Hieros Vasconcelos, do A TARDE

Dos R$ 38,587 milhões arrecadados com multas pela Superintendência de Trânsito e Tráfego de Salvador (Transalvador) em 2008, apenas 5,42% foram investidos em engenharia de tráfego pela Secretaria de Transporte e Infraestrutura do Município (Setin).
O cálculo é baseado no total de despesas do ano passado, apresentado pelo órgão à Secretaria da Fazenda do Município (Sefaz). O gasto total foi de R$ 2,095 milhões, conforme consta o site www. sefaz.salvador.ba.gov.br.
De acordo com a assessoria da Sefaz, os valores apontados no site foram repassados pela Setin e fazem parte do relatório de prestação de contas anual realizada por todas as secretarias do município.
Dos R$ 2,095 milhões gastos pela Setin, R$ 20,955 mil foram investidos no quesito transporte, referente aos sistemas viários de ônibus, trens, sinalização de rodovias e “tudo o que engloba o fluir do trânsito”, segundo o assessor de comunicação da Setin, Valdomiro Júnior.
O restante do valor foi investido em obras de infraestrutura, como construção de passarelas, manutenção de parques e encostas, obras de contenção e reformas na malha viária.
A quantia arrecadada com os autos de infração pode ser ainda maior em 2009, levando-se em consideração que, de janeiro até agosto deste ano, a Transalvador já multou 289.930 veículos. Se todas as notificações tivessem o valor mínimo, de R$ 53,20, o montante atingiria R$ 15 milhões. No entanto, se o mesmo número de multas fosse multiplicado pela categoria de infração gravíssima, cujo valor é R$ 574,62, a prefeitura teria arrecadado, no mesmo período do ano, R$ 166,6 milhões.
No ano passado, foram aplicadas 359.984 notificações, resultando no valor de R$ 38,587 milhões. A soma das multas de 2008 com as deste ano totaliza 643.923. Levando em consideração que Salvador tem uma frota atual de 649 mil veículos, daria quase uma multa por carro.
Sem respostas - A TARDE tentou obter, com a assessoria de comunicação da Transalvador, respostas para diversos questionamentos, dentre eles quais as quantias arrecadadas com multas de trânsito este ano e em 2008. Num primeiro contato, a assessoria se recusou a passar as informações. O montante só foi informado pelo Tribunal de Contas do Município (TCM), que realizou o levantamento este ano e o considerou, inclusive, um excesso. Em 2007, o valor foi ainda maior: R$ 41, 357 milhões.

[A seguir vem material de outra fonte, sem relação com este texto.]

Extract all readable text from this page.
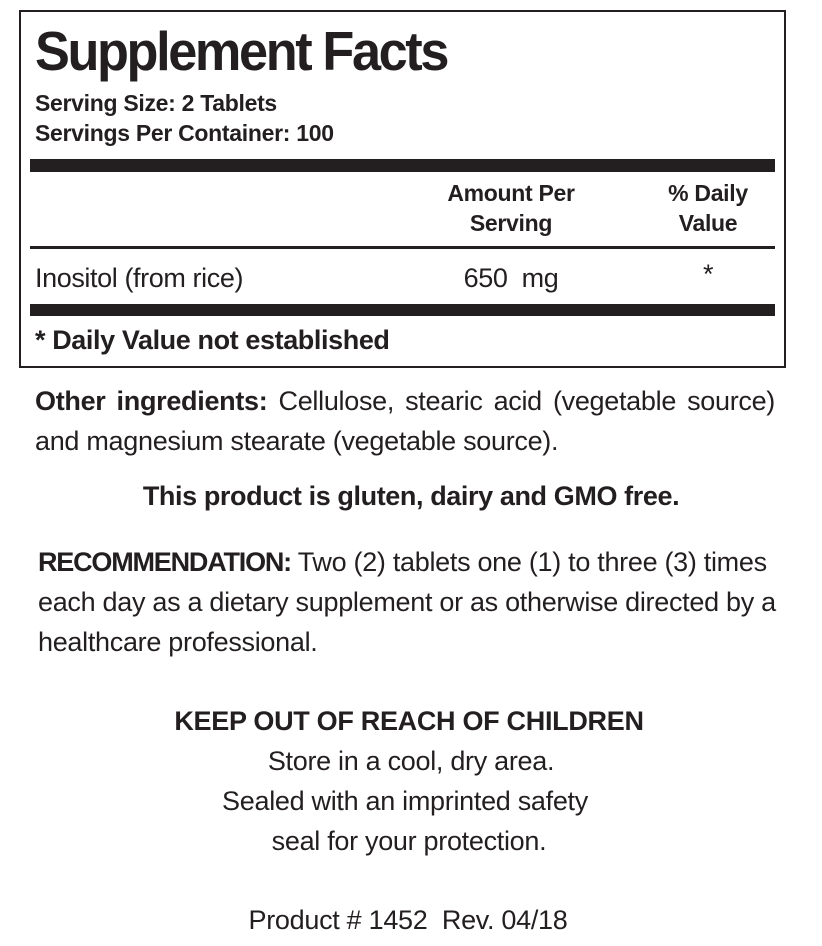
Supplement Facts
Serving Size: 2 Tablets
Servings Per Container: 100
Amount Per
Serving
% Daily
Value
Inositol (from rice)	650  mg	*
* Daily Value not established

Other ingredients: Cellulose, stearic acid (vegetable source) and magnesium stearate (vegetable source).

This product is gluten, dairy and GMO free.

RECOMMENDATION: Two (2) tablets one (1) to three (3) times each day as a dietary supplement or as otherwise directed by a healthcare professional.

KEEP OUT OF REACH OF CHILDREN
Store in a cool, dry area.
Sealed with an imprinted safety
seal for your protection.
Product # 1452  Rev. 04/18
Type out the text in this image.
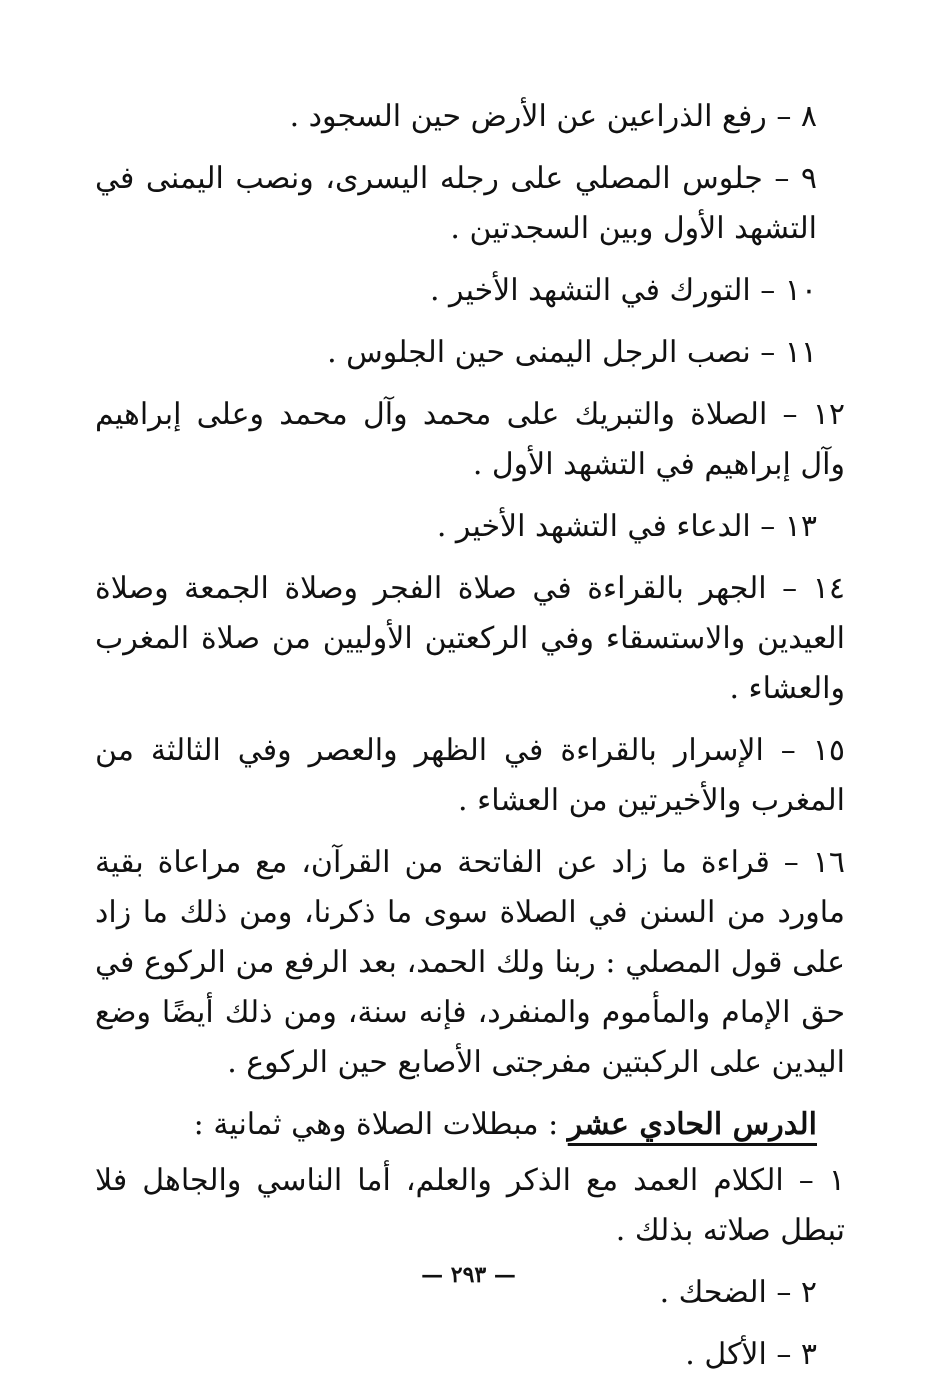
٨ – رفع الذراعين عن الأرض حين السجود .

٩ – جلوس المصلي على رجله اليسرى، ونصب اليمنى في التشهد الأول وبين السجدتين .

١٠ – التورك في التشهد الأخير .

١١ – نصب الرجل اليمنى حين الجلوس .

١٢ – الصلاة والتبريك على محمد وآل محمد وعلى إبراهيم وآل إبراهيم في التشهد الأول .

١٣ – الدعاء في التشهد الأخير .

١٤ – الجهر بالقراءة في صلاة الفجر وصلاة الجمعة وصلاة العيدين والاستسقاء وفي الركعتين الأوليين من صلاة المغرب والعشاء .

١٥ – الإسرار بالقراءة في الظهر والعصر وفي الثالثة من المغرب والأخيرتين من العشاء .

١٦ – قراءة ما زاد عن الفاتحة من القرآن، مع مراعاة بقية ماورد من السنن في الصلاة سوى ما ذكرنا، ومن ذلك ما زاد على قول المصلي : ربنا ولك الحمد، بعد الرفع من الركوع في حق الإمام والمأموم والمنفرد، فإنه سنة، ومن ذلك أيضًا وضع اليدين على الركبتين مفرجتى الأصابع حين الركوع .

الدرس الحادي عشر : مبطلات الصلاة وهي ثمانية :

١ – الكلام العمد مع الذكر والعلم، أما الناسي والجاهل فلا تبطل صلاته بذلك .

٢ – الضحك .

٣ – الأكل .

— ٢٩٣ —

A TARDE tentou ainda saber como e em que a prefeitura aplicou a verba, uma vez que motoristas reclamam constantemente da falta de sinalização e da ausência de campanhas de conscientização no trânsito e dos muitos buracos nas pistas. O órgão também não respondeu aos questionamentos, mas prometeu dar as respostas hoje, por volta das 14 horas.
Conforme o Código de Trânsito Brasileiro, artigo 320, a receita arrecadada com a cobrança das multas de trânsito deve ser aplicada, exclusivamente, em sinalização, engenharia de tráfego, de campo, policiamento, fiscalização e educação de trânsito. O artigo determina ainda que 5% do valor arrecadado deve ser depositado, mensalmente, no Fundo Nacional de Segurança e Educação no Trânsito (Funset) para ser usado em ações e campanhas educativas no trânsito.
Direito à informação - Segundo o coordenador de projetos da ONG Transparência Brasil, Fabiano Angélico, qualquer informação referente aos órgãos públicos, independentemente do nível de governo, deve ser divulgada para demonstrar transparência no serviço prestado à população. “Nenhum órgão pode se isentar de prestar contas. Podemos e devemos requisitar”, diz.
Segundo Angélico, o problema do Brasil é que não existe uma lei que regulamente o acesso às informações públicas. “Apesar disso, está na Constituição que ter acesso à prestação de contas é um direito garantido do cidadão”, destaca. “Caso ele seja privado da informação, poderá acionar a Justiça”, resume.
Os critérios utilizados nas fiscalizações de trânsito, assim como o montante de multas nos anos de 2008 e 2009, foram questionados por dezenas de motoristas que, no último sábado, tiveram seus veículos notificados no bairro do Rio Vermelho por agentes de trânsito que realizavam blitzes no local. Eles classificaram como abusiva e excessiva a ação dos agentes. “Eles tinham acabado de chegar e informamos que íamos retirar os veículos, mas uma agente disse que a multa já tinha sido aplicada e se não retirássemos os carros, eles seriam rebocados”, conta o agricultor Artur Amorim.